Cyber Security Intelligence Index 2016: Gesundheitsdaten ziehen Kriminelle besonders an

By | 1 minute read | May 4, 2016

„Krankenakten sind bares Geld wert” – so könnte man verknappt die neue Form räuberischer Cyberüberfälle in einem Satz charakterisieren. Denn die Jagd auf Patientendaten ist eröffnet: Aus dem neuen „Cyber Security Intelligence Index 2016“ geht hervor, dass Cyberangriffe auf die Gesundheitsbranche ein nie dagewesenes Ausmaß erreicht haben und betroffene Organisationen auch weiter in Atem halten werden. Außerdem haben Cyberattacken, die von Insidern ausgehen, 2015 weiter zugenommen.
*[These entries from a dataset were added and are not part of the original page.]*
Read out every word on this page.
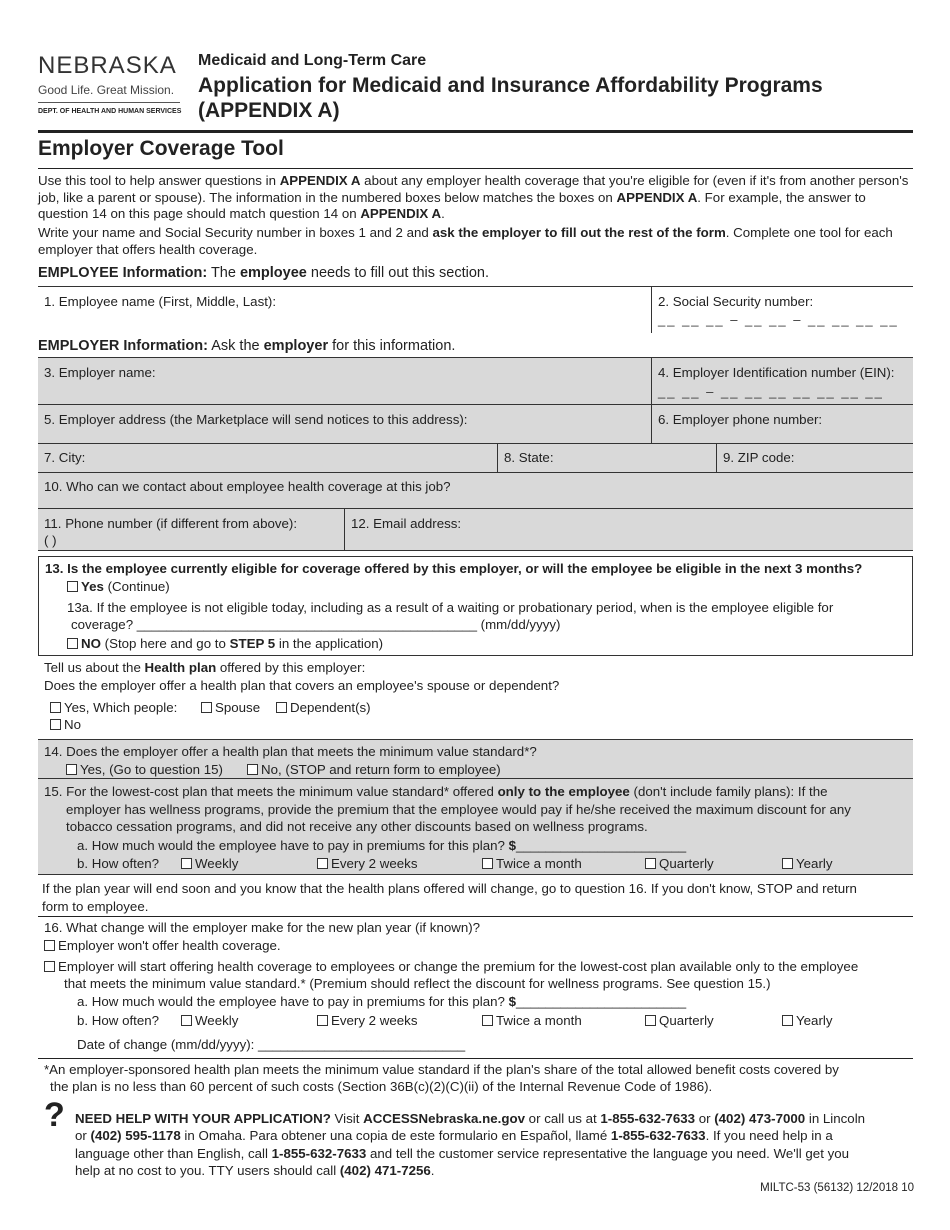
NEBRASKA
Good Life. Great Mission.
DEPT. OF HEALTH AND HUMAN SERVICES
Medicaid and Long-Term Care
Application for Medicaid and Insurance Affordability Programs
(APPENDIX A)
Employer Coverage Tool
Use this tool to help answer questions in APPENDIX A about any employer health coverage that you're eligible for (even if it's from another person's job, like a parent or spouse). The information in the numbered boxes below matches the boxes on APPENDIX A. For example, the answer to question 14 on this page should match question 14 on APPENDIX A.
Write your name and Social Security number in boxes 1 and 2 and ask the employer to fill out the rest of the form. Complete one tool for each employer that offers health coverage.
EMPLOYEE Information: The employee needs to fill out this section.
1. Employee name (First, Middle, Last):	2. Social Security number:
__ __ __ – __ __ – __ __ __ __
EMPLOYER Information: Ask the employer for this information.
3. Employer name:	4. Employer Identification number (EIN):
__ __ – __ __ __ __ __ __ __
5. Employer address (the Marketplace will send notices to this address):	6. Employer phone number:
7. City:	8. State:	9. ZIP code:
10. Who can we contact about employee health coverage at this job?
11. Phone number (if different from above):
( )
12. Email address:
13. Is the employee currently eligible for coverage offered by this employer, or will the employee be eligible in the next 3 months?
Yes (Continue)
13a. If the employee is not eligible today, including as a result of a waiting or probationary period, when is the employee eligible for
coverage? ______________________________________________ (mm/dd/yyyy)
NO (Stop here and go to STEP 5 in the application)
Tell us about the Health plan offered by this employer:
Does the employer offer a health plan that covers an employee's spouse or dependent?
Yes, Which people:	Spouse	Dependent(s)
No
14. Does the employer offer a health plan that meets the minimum value standard*?
Yes, (Go to question 15)	No, (STOP and return form to employee)
15. For the lowest-cost plan that meets the minimum value standard* offered only to the employee (don't include family plans): If the
employer has wellness programs, provide the premium that the employee would pay if he/she received the maximum discount for any
tobacco cessation programs, and did not receive any other discounts based on wellness programs.
a. How much would the employee have to pay in premiums for this plan? $_______________________
b. How often?	Weekly	Every 2 weeks	Twice a month	Quarterly	Yearly
If the plan year will end soon and you know that the health plans offered will change, go to question 16. If you don't know, STOP and return
form to employee.
16. What change will the employer make for the new plan year (if known)?
Employer won't offer health coverage.
Employer will start offering health coverage to employees or change the premium for the lowest-cost plan available only to the employee
that meets the minimum value standard.* (Premium should reflect the discount for wellness programs. See question 15.)
a. How much would the employee have to pay in premiums for this plan? $_______________________
b. How often?	Weekly	Every 2 weeks	Twice a month	Quarterly	Yearly
Date of change (mm/dd/yyyy): ____________________________
*An employer-sponsored health plan meets the minimum value standard if the plan's share of the total allowed benefit costs covered by
the plan is no less than 60 percent of such costs (Section 36B(c)(2)(C)(ii) of the Internal Revenue Code of 1986).
? NEED HELP WITH YOUR APPLICATION? Visit ACCESSNebraska.ne.gov or call us at 1-855-632-7633 or (402) 473-7000 in Lincoln
or (402) 595-1178 in Omaha. Para obtener una copia de este formulario en Español, llamé 1-855-632-7633. If you need help in a
language other than English, call 1-855-632-7633 and tell the customer service representative the language you need. We'll get you
help at no cost to you. TTY users should call (402) 471-7256.
MILTC-53 (56132) 12/2018 10
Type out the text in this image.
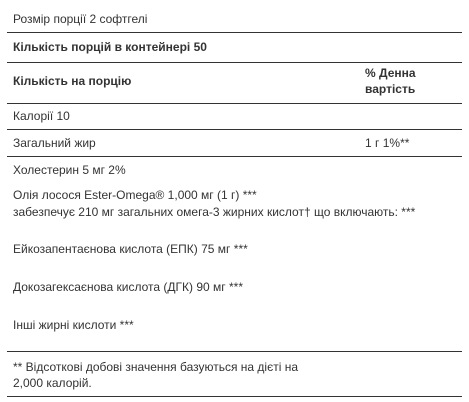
Розмір порції 2 софтгелі
Кількість порцій в контейнері 50
Кількість на порцію
% Денна вартість
Калорії 10
Загальний жир	1 г 1%**
Холестерин 5 мг 2%
Олія лосося Ester-Omega® 1,000 мг (1 г) ***
забезпечує 210 мг загальних омега-3 жирних кислот† що включають: ***
Ейкозапентаєнова кислота (ЕПК) 75 мг ***
Докозагексаєнова кислота (ДГК) 90 мг ***
Інші жирні кислоти ***
** Відсоткові добові значення базуються на дієті на 2,000 калорій.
Fünf der acht schwersten IT-Sicherheitsvorfälle in der Gesundheitsbranche der letzten fünf Jahre ereigneten sich im ersten Halbjahr 2015. Jedes Mal waren über eine Million Datensätze gefährdet, 100 Millionen im gesamten Jahr. Damit ist der Gesundheitssektor laut IBM Cyber Security Intelligence Index 2016 aktuell das attraktivste Angriffsziel für Cyberkriminelle.

Heiße Ware Patientenakte

Patientenakten zum Beispiel sind mittlerweile eine heiße Ware auf dem Internet-Schwarzmarkt. Der Grund dafür ist die Haltbarkeit dieser Beute: Lässt sich eine Kreditkartennummer leicht ändern, sind in Patientendaten einzigartige persönliche Informationen gespeichert, wie Geburtsdatum, Sozialversicherungsnummern oder sogar ärztliche Diagnosen. Auf Basis dieser Beute verüben Cyberkriminelle gerne auch weitere Straftaten, zum Beispiel Identitätsdiebstahl oder Erpressung. Auch über Ransomware und räuberische Erpressung durch Datenverschlüsselung waren Cyberkriminelle bei manchen Gesundheitsdienstleister in den letzten Monaten leider erfolgreich – Stichwort Geld her oder die Daten sind für immer weg.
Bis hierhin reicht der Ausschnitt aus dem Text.